Bullet-Point Friday: Spring Writing Projects

  • The online academic journal borderlands out of Australia will publish my review essay of Lisa Guenther’s The Gift of the Other: Levinas and the Politics of Reproduction next month. I’ll post a link as soon as the new issue is up. This is really an exceptional work of philosophy and scholarship.
  • Last Saturday afternoon I presented an excerpt of my article “Facing (‘and yet not facing’) East: Reorienting Levinas Toward the Buddhist No-Self” at the 43rd Annual Conference of the North Texas Philosophical Association. The longer version of this article will be published in my forthcoming co-edited volume Levinas and Asian Thought some time next year. I’ve spent the majority of my “second spring break” reviewing the submissions to this volume, and I have to say I’m pleased with the quality of papers we’ve received.
  • Here is my abstract for an essay entitled “The State of Emergency: Power, Terror, and the Problem of Resistance” I submitted to the Radical Philosophy Association Conference:

    In his eighth thesis on the philosophy of history, written during the spring of 1940, Walter Benjamin writes,

    One reason why Fascism has a chance is that in the name of progress its opponents treat it as a historical norm. The current amazement that the things we are experiencing are ‘still’ possible in the twentieth century is not philosophical. This amazement is not the beginning of knowledge—unless it is the knowledge that the view of history which gives rise to it is untenable.
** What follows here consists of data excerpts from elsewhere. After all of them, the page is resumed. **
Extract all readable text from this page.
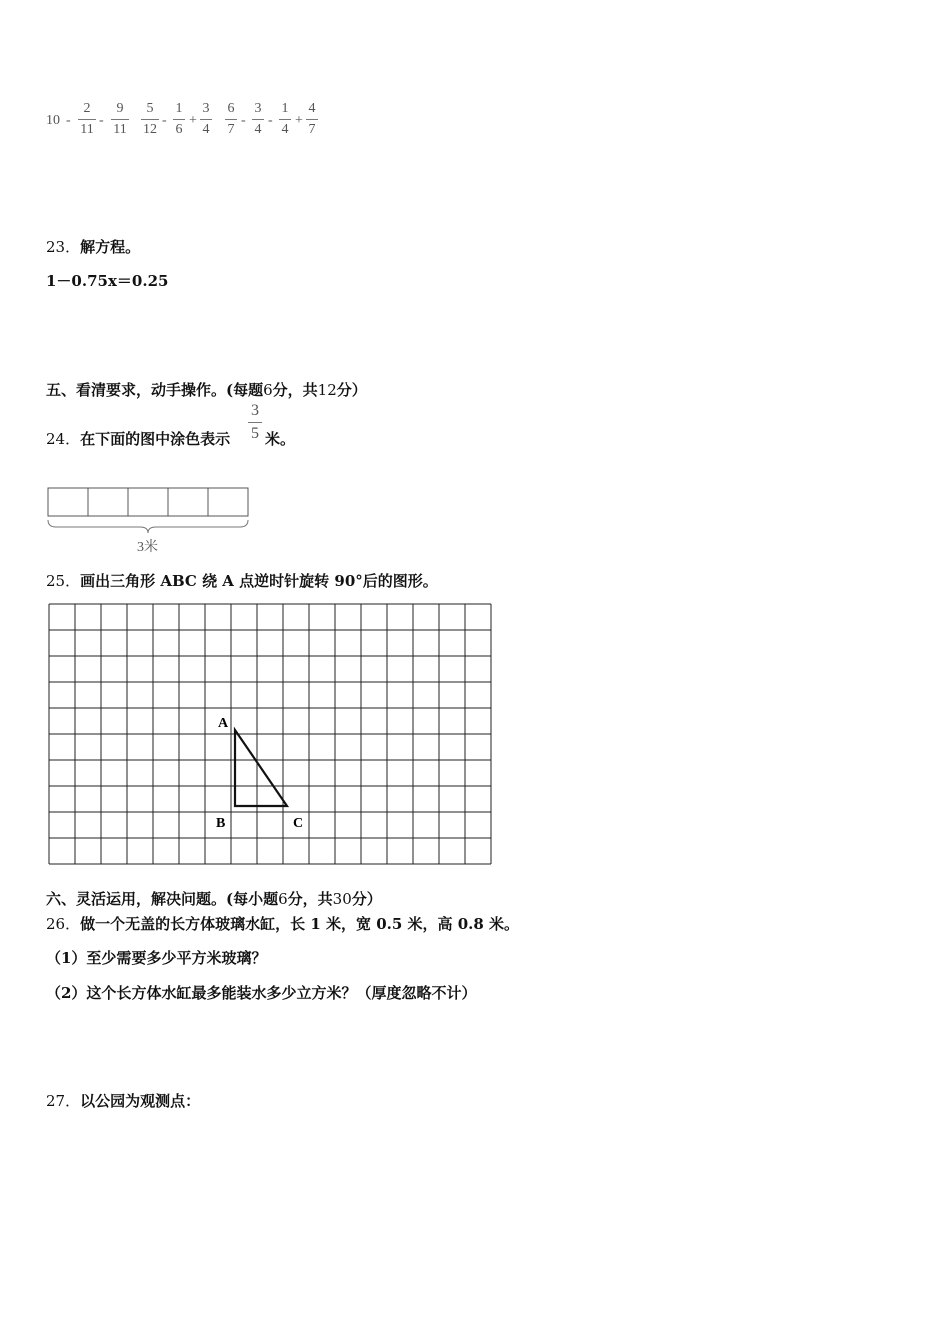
10 -
2
11
-
9
11
5
12
-
1
6
+
3
4
6
7
-
3
4
-
1
4
+
4
7
23．解方程。
1－0.75x＝0.25
五、看清要求，动手操作。(每题6分，共12分）
24．在下面的图中涂色表示
3
5 米。
3米
25．画出三角形 ABC 绕 A 点逆时针旋转 90°后的图形。
A
B	C
六、灵活运用，解决问题。(每小题6分，共30分）
26．做一个无盖的长方体玻璃水缸，长 1 米，宽 0.5 米，高 0.8 米。
（1）至少需要多少平方米玻璃？
（2）这个长方体水缸最多能装水多少立方米？（厚度忽略不计）
27．以公园为观测点：
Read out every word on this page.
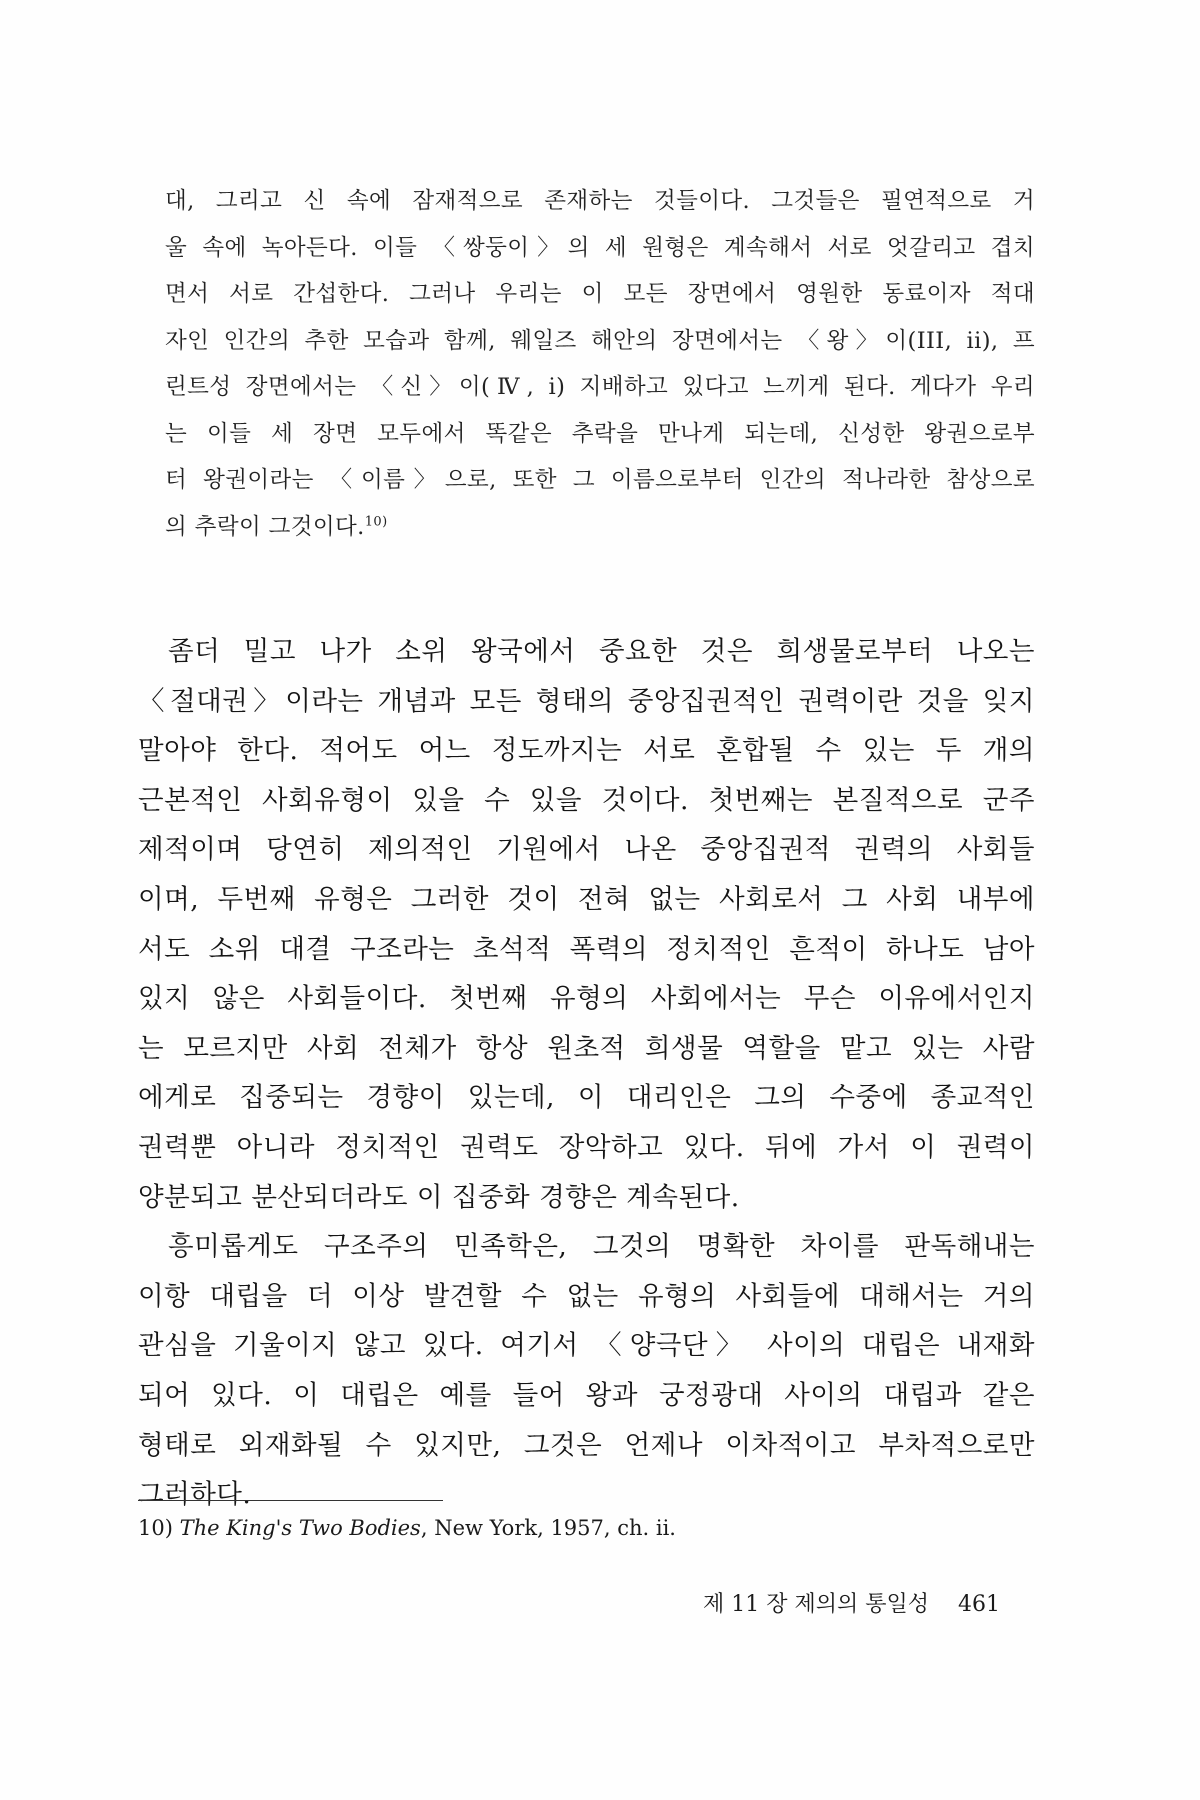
대, 그리고 신 속에 잠재적으로 존재하는 것들이다. 그것들은 필연적으로 거
울 속에 녹아든다. 이들 〈쌍둥이〉의 세 원형은 계속해서 서로 엇갈리고 겹치
면서 서로 간섭한다. 그러나 우리는 이 모든 장면에서 영원한 동료이자 적대
자인 인간의 추한 모습과 함께, 웨일즈 해안의 장면에서는 〈왕〉이(III, ii), 프
린트성 장면에서는 〈신〉이(Ⅳ, i) 지배하고 있다고 느끼게 된다. 게다가 우리
는 이들 세 장면 모두에서 똑같은 추락을 만나게 되는데, 신성한 왕권으로부
터 왕권이라는 〈이름〉으로, 또한 그 이름으로부터 인간의 적나라한 참상으로
의 추락이 그것이다.$^{10)}$
좀더 밀고 나가 소위 왕국에서 중요한 것은 희생물로부터 나오는
〈절대권〉이라는 개념과 모든 형태의 중앙집권적인 권력이란 것을 잊지
말아야 한다. 적어도 어느 정도까지는 서로 혼합될 수 있는 두 개의
근본적인 사회유형이 있을 수 있을 것이다. 첫번째는 본질적으로 군주
제적이며 당연히 제의적인 기원에서 나온 중앙집권적 권력의 사회들
이며, 두번째 유형은 그러한 것이 전혀 없는 사회로서 그 사회 내부에
서도 소위 대결 구조라는 초석적 폭력의 정치적인 흔적이 하나도 남아
있지 않은 사회들이다. 첫번째 유형의 사회에서는 무슨 이유에서인지
는 모르지만 사회 전체가 항상 원초적 희생물 역할을 맡고 있는 사람
에게로 집중되는 경향이 있는데, 이 대리인은 그의 수중에 종교적인
권력뿐 아니라 정치적인 권력도 장악하고 있다. 뒤에 가서 이 권력이
양분되고 분산되더라도 이 집중화 경향은 계속된다.
흥미롭게도 구조주의 민족학은, 그것의 명확한 차이를 판독해내는
이항 대립을 더 이상 발견할 수 없는 유형의 사회들에 대해서는 거의
관심을 기울이지 않고 있다. 여기서 〈양극단〉 사이의 대립은 내재화
되어 있다. 이 대립은 예를 들어 왕과 궁정광대 사이의 대립과 같은
형태로 외재화될 수 있지만, 그것은 언제나 이차적이고 부차적으로만
그러하다.
10) The King's Two Bodies, New York, 1957, ch. ii.
제 11 장 제의의 통일성 461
    Can we say the same of terrorism in the twenty-first century? Is it simply our view of history that we somehow have gotten wrong? In this essay, I approach the issue of contemporary terrorism and its affect on knowledge by examining the philosophical discourse of power and terror as well as exploring how terror acts as yet one more articulation of power itself.

    Arguing against the humanist tradition that would split knowledge and power into separate spheres, Michel Foucault asserts, “knowledge and power are integrated with one another.” Still, terror, much like Foucault’s notion of the State, is dispersed: individuals are simply nodes, or articulations, of power confined within a closed, yet nevertheless ubiquitous network. For Foucault, the exercise of power is never wholly negative: although one aspect of power is repressive, power nevertheless does generate new knowledge. But there seems to be an ethical disconnect in comparing terror-power to state-power: would Foucault himself even be able to maintain that the exercise of such terror-power cannot only be in negative terms, particularly to Benjamin, who was literally fleeing the “negative exercise of power” of the Third Reich as he penned the thesis cited above?

    Benjamin implicates our view of history in the production of fascism. Furthermore, he seems to be suggesting—much like Foucault—that with a complete shift in our understanding of history and knowledge, a new power might be possible. But the usefulness of a terror-knowledge appears flawed at best. Is a terror-knowledge something we (should) want? Within the notion of power, in its dispersal, it seems that an interrogation of terror-power (even if that terror-power is the selfsame state-power, as in Benjamin’s case) would be a possible means of understanding both Foucault’s and Benjamin’s conflicting notions of resistance as well as their views on any efficacy of an agentic subject contained and restrained by that resistance. In this project, I hope to move toward an answer to these more abstract questions by addressing the following issues: the nature and ontological category of terror-power, the systemic violence of ontology, the possibility of a terror-knowledge, and the problem of resistance.

    It’s a topic I’ve been working through and thinking about for the past few years. We’ll see if it’s “radical” enough to be accepted.

  • I’ve had a poem published in our literary journal Sojourn. I can’t remember the last time I submitted something creative for publication, especially a poem. Years ago I fancied myself a poet. Blah!
  • My dissertation has been at a standstill for the past few months as I complete these other projects in hopes of beginning an academic career after defending this autumn.